Little mushroom - Extra 5 – Héros

 

(Version du livre publié)

1.

« Souvenez-vous : bravoure, force, abnégation. C'est l'héroïsme de notre temps et l'héroïsme de l'humanité dans son ensemble."

Dans le jardin d'Eden, Tang Lan mémorisait ces mots.

"Héroïsme collectif, héroïsme individuel, ils ont ont en commun..."

Hubbard s'est couvert le visage d'un manuel d'armes à feu illustré. "Tu n'as toujours pas fini de réciter ?"

"J'ai presque fini." Tang Lan ferma le livre et regarda le plafond. « Hubbard ».

"Qu'est-ce que c'est?"

"Veux-tu être un héros ?"

Hubbard baissa son livre, révélant des yeux marron. Il regarda également le plafond et répondit au bout de trois secondes : "Ça n'a pas d'importance."

Un certain temps s'est écoulé avant qu'il ne demande: "Et toi?"

Tang Lan répondit: "Je ne sais pas."

Leur institutrice au Jardin d’Eden était une femme aux cheveux courts.

« Chaque garçon souhaite être un héros. » Elle rangea leurs livres, puis ajouta : « Les filles aussi. »

Hubbard la regarda, apparemment mécontent de voir les manuels illustrés rangés, mais ensuite le professeur du dortoir ajouta : « L'évaluation à la base militaire a lieu après-demain.
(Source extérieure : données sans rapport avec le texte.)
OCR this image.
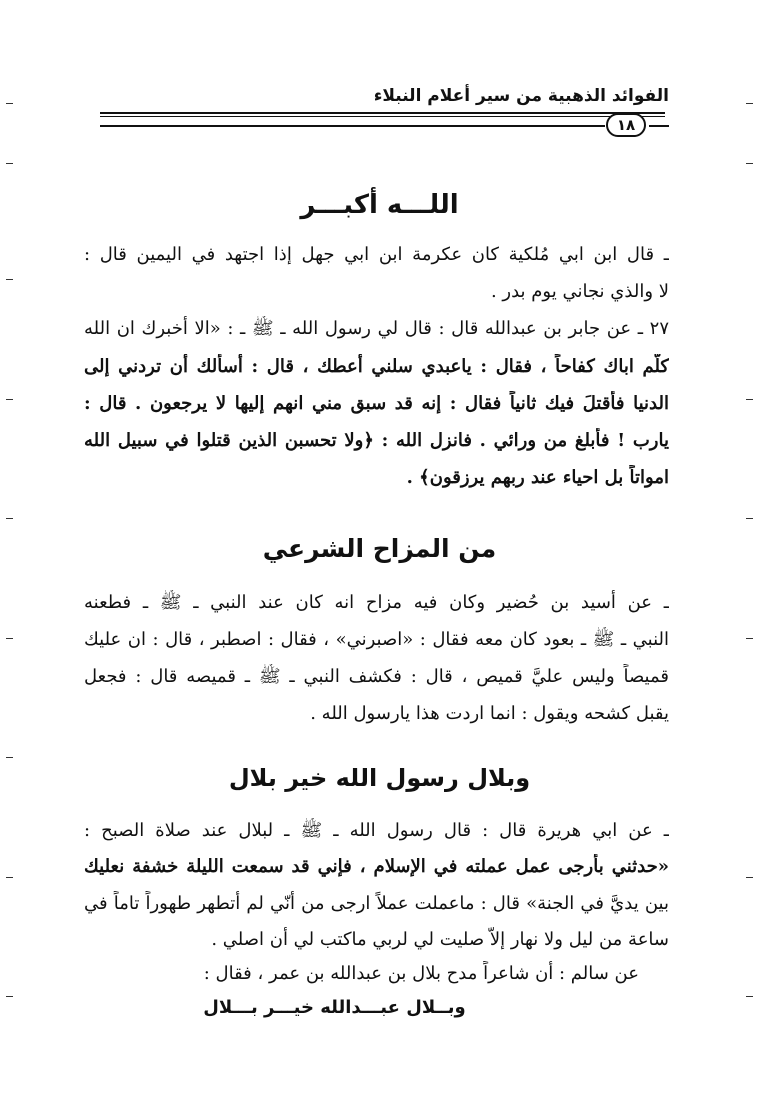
الفوائد الذهبية من سير أعلام النبلاء
١٨
اللـــه أكبـــر
ـ قال ابن ابي مُلكية كان عكرمة ابن ابي جهل إذا اجتهد في اليمين قال :
لا والذي نجاني يوم بدر .
٢٧ ـ عن جابر بن عبدالله قال : قال لي رسول الله ـ ﷺ ـ : «الا أخبرك ان الله
كلّم اباك كفاحاً ، فقال : ياعبدي سلني أعطك ، قال : أسألك أن تردني إلى
الدنيا فأقتلَ فيك ثانياً فقال : إنه قد سبق مني انهم إليها لا يرجعون . قال :
يارب ! فأبلغ من ورائي . فانزل الله : ﴿ولا تحسبن الذين قتلوا في سبيل الله
امواتاً بل احياء عند ربهم يرزقون﴾ .
من المزاح الشرعي
ـ عن أسيد بن حُضير وكان فيه مزاح انه كان عند النبي ـ ﷺ ـ فطعنه
النبي ـ ﷺ ـ بعود كان معه فقال : «اصبرني» ، فقال : اصطبر ، قال : ان عليك
قميصاً وليس عليَّ قميص ، قال : فكشف النبي ـ ﷺ ـ قميصه قال : فجعل
يقبل كشحه ويقول : انما اردت هذا يارسول الله .
وبلال رسول الله خير بلال
ـ عن ابي هريرة قال : قال رسول الله ـ ﷺ ـ لبلال عند صلاة الصبح :
«حدثني بأرجى عمل عملته في الإسلام ، فإني قد سمعت الليلة خشفة نعليك
بين يديَّ في الجنة» قال : ماعملت عملاً ارجى من أنّي لم أتطهر طهوراً تاماً في
ساعة من ليل ولا نهار إلاَّ صليت لي لربي ماكتب لي أن اصلي .
عن سالم : أن شاعراً مدح بلال بن عبدالله بن عمر ، فقال :
وبــلال عبـــدالله خيـــر بـــلال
Vous devez tous les deux absorber des nutriments supplémentaires, alors dépêchez-vous et allez dîner. »

À l'époque, les provisions du jardin d'Éden étaient encore très abondantes, et ce n'est que lorsque les enfants avaient dix ans qu'ils étaient divisés en rangs A, B et C, puis renvoyés. Sans aucun doute, Hubbard et Tang Lan seraient recueillis par l’armée.
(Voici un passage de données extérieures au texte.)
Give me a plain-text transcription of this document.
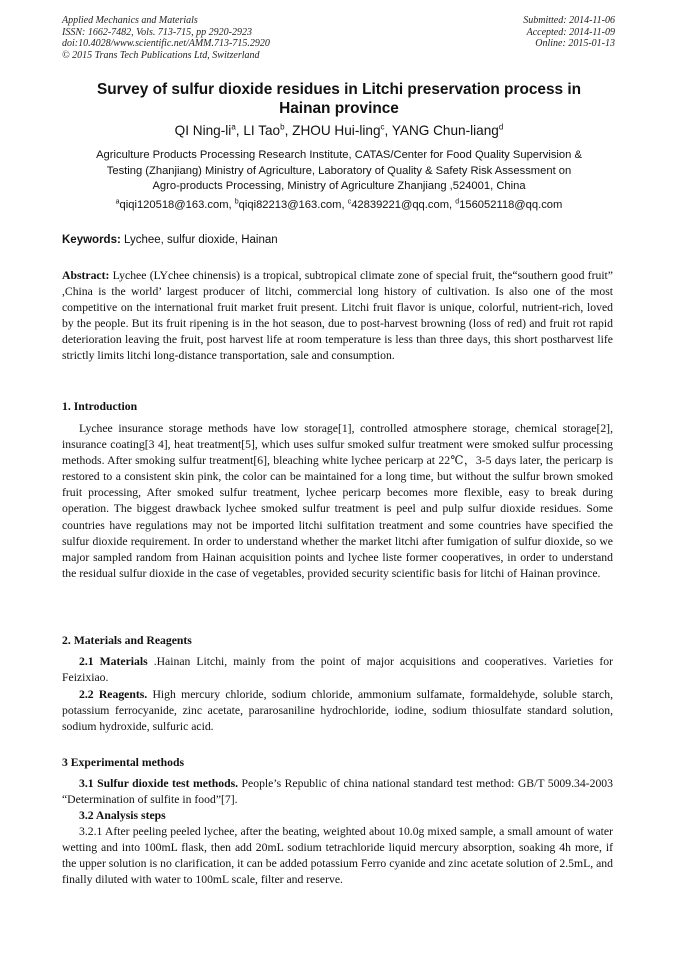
Applied Mechanics and Materials
ISSN: 1662-7482, Vols. 713-715, pp 2920-2923
doi:10.4028/www.scientific.net/AMM.713-715.2920
© 2015 Trans Tech Publications Ltd, Switzerland
Submitted: 2014-11-06
Accepted: 2014-11-09
Online: 2015-01-13
Survey of sulfur dioxide residues in Litchi preservation process in Hainan province
QI Ning-$li^a$, LI Tao$^b$, ZHOU Hui-ling$^c$, YANG Chun-liang$^d$
Agriculture Products Processing Research Institute, CATAS/Center for Food Quality Supervision &
Testing (Zhanjiang) Ministry of Agriculture, Laboratory of Quality & Safety Risk Assessment on
Agro-products Processing, Ministry of Agriculture Zhanjiang ,524001, China
$^a$qiqi120518@163.com, $^b$qiqi82213@163.com, $^c$42839221@qq.com, $^d$156052118@qq.com
Keywords: Lychee, sulfur dioxide, Hainan
Abstract: Lychee (LYchee chinensis) is a tropical, subtropical climate zone of special fruit, the“southern good fruit” ,China is the world’ largest producer of litchi, commercial long history of cultivation. Is also one of the most competitive on the international fruit market fruit present. Litchi fruit flavor is unique, colorful, nutrient-rich, loved by the people. But its fruit ripening is in the hot season, due to post-harvest browning (loss of red) and fruit rot rapid deterioration leaving the fruit, post harvest life at room temperature is less than three days, this short postharvest life strictly limits litchi long-distance transportation, sale and consumption.
1. Introduction
Lychee insurance storage methods have low storage[1], controlled atmosphere storage, chemical storage[2], insurance coating[3 4], heat treatment[5], which uses sulfur smoked sulfur treatment were smoked sulfur processing methods. After smoking sulfur treatment[6], bleaching white lychee pericarp at 22℃，3-5 days later, the pericarp is restored to a consistent skin pink, the color can be maintained for a long time, but without the sulfur brown smoked fruit processing, After smoked sulfur treatment, lychee pericarp becomes more flexible, easy to break during operation. The biggest drawback lychee smoked sulfur treatment is peel and pulp sulfur dioxide residues. Some countries have regulations may not be imported litchi sulfitation treatment and some countries have specified the sulfur dioxide requirement. In order to understand whether the market litchi after fumigation of sulfur dioxide, so we major sampled random from Hainan acquisition points and lychee liste former cooperatives, in order to understand the residual sulfur dioxide in the case of vegetables, provided security scientific basis for litchi of Hainan province.
2. Materials and Reagents
2.1 Materials .Hainan Litchi, mainly from the point of major acquisitions and cooperatives. Varieties for Feizixiao.
2.2 Reagents. High mercury chloride, sodium chloride, ammonium sulfamate, formaldehyde, soluble starch, potassium ferrocyanide, zinc acetate, pararosaniline hydrochloride, iodine, sodium thiosulfate standard solution, sodium hydroxide, sulfuric acid.
3 Experimental methods
3.1 Sulfur dioxide test methods. People’s Republic of china national standard test method: GB/T 5009.34-2003 “Determination of sulfite in food”[7].
3.2 Analysis steps
3.2.1 After peeling peeled lychee, after the beating, weighted about 10.0g mixed sample, a small amount of water wetting and into 100mL flask, then add 20mL sodium tetrachloride liquid mercury absorption, soaking 4h more, if the upper solution is no clarification, it can be added potassium Ferro cyanide and zinc acetate solution of 2.5mL, and finally diluted with water to 100mL scale, filter and reserve.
Après que le Jardin d'Eden ait distribué des dossiers d'évaluation détaillés, le service des opérations sur le terrain les a étudiés bien en amont.
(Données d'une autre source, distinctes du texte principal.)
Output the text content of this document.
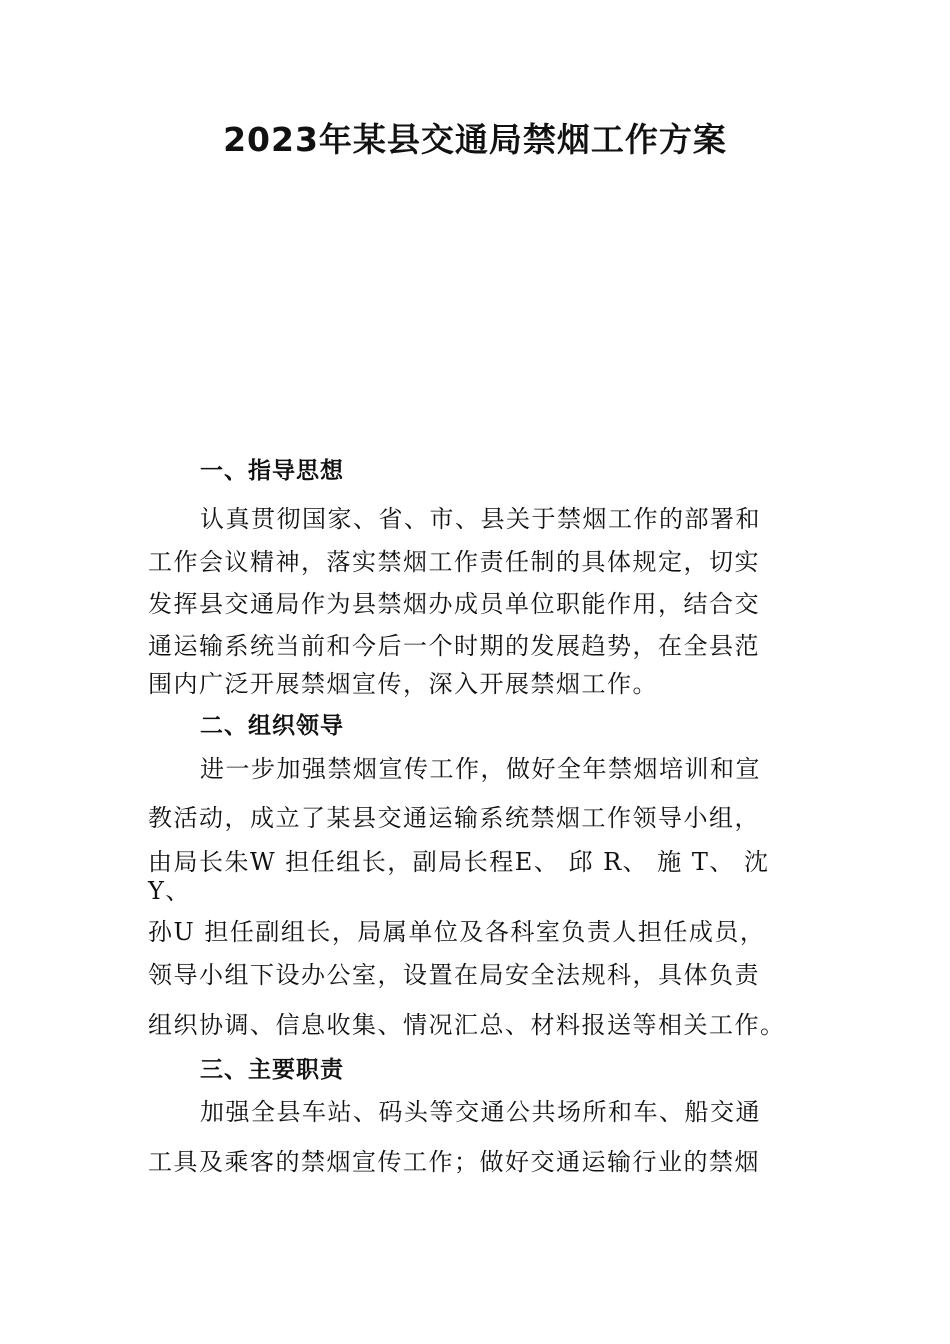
2023年某县交通局禁烟工作方案
一、指导思想

认真贯彻国家、省、市、县关于禁烟工作的部署和

工作会议精神，落实禁烟工作责任制的具体规定，切实

发挥县交通局作为县禁烟办成员单位职能作用，结合交

通运输系统当前和今后一个时期的发展趋势，在全县范

围内广泛开展禁烟宣传，深入开展禁烟工作。

二、组织领导

进一步加强禁烟宣传工作，做好全年禁烟培训和宣

教活动，成立了某县交通运输系统禁烟工作领导小组，

由局长朱W 担任组长，副局长程E、 邱 R、 施 T、 沈

Y、

孙U 担任副组长，局属单位及各科室负责人担任成员，

领导小组下设办公室，设置在局安全法规科，具体负责

组织协调、信息收集、情况汇总、材料报送等相关工作。

三、主要职责

加强全县车站、码头等交通公共场所和车、船交通

工具及乘客的禁烟宣传工作；做好交通运输行业的禁烟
Mais comme tous les accidents inattendus de l'histoire de l'humanité, Tang Lan est tombé malade à la veille de la sélection.

Il s’agissait d’une infection bactérienne inconnue ou d’une autre maladie introuvable. On ne savait pas s’il pouvait être guéri, s’il était contagieux et comment y faire face.

Comme dernier moyen de traitement, le Phare lui a fourni tous les médicaments de base possibles et l'a transféré dans un étage isolé afin qu'il puisse se soigner en isolement.

Lorsque le professeur du dortoir annonça cette nouvelle à Hubbard, il faisait des tractions dans la salle d'entraînement en préparation pour la sélection militaire.

Il descendit de la barre horizontale et s'essuya le visage avec une serviette. L’expression dans ses yeux était lourde et aucune émotion n’était visible. Il avait toujours été froid et économe dans ses paroles. Le professeur du dortoir le regarda anxieusement.

« Pouvez-vous lui transmettre un message ? » demanda Hubbard. « Ne meurs pas. »

*

Lorsqu'il a été confirmé que Tang Lan était guéri, la sélection militaire était déjà terminée depuis deux mois.

Les médicaments avaient causé des dommages à son corps, et il n’était pas certain si ces dommages seraient permanents ou pas. En conséquence, il a perdu sa qualification pour entrer dans l’armée et a été affecté à la ville extérieure.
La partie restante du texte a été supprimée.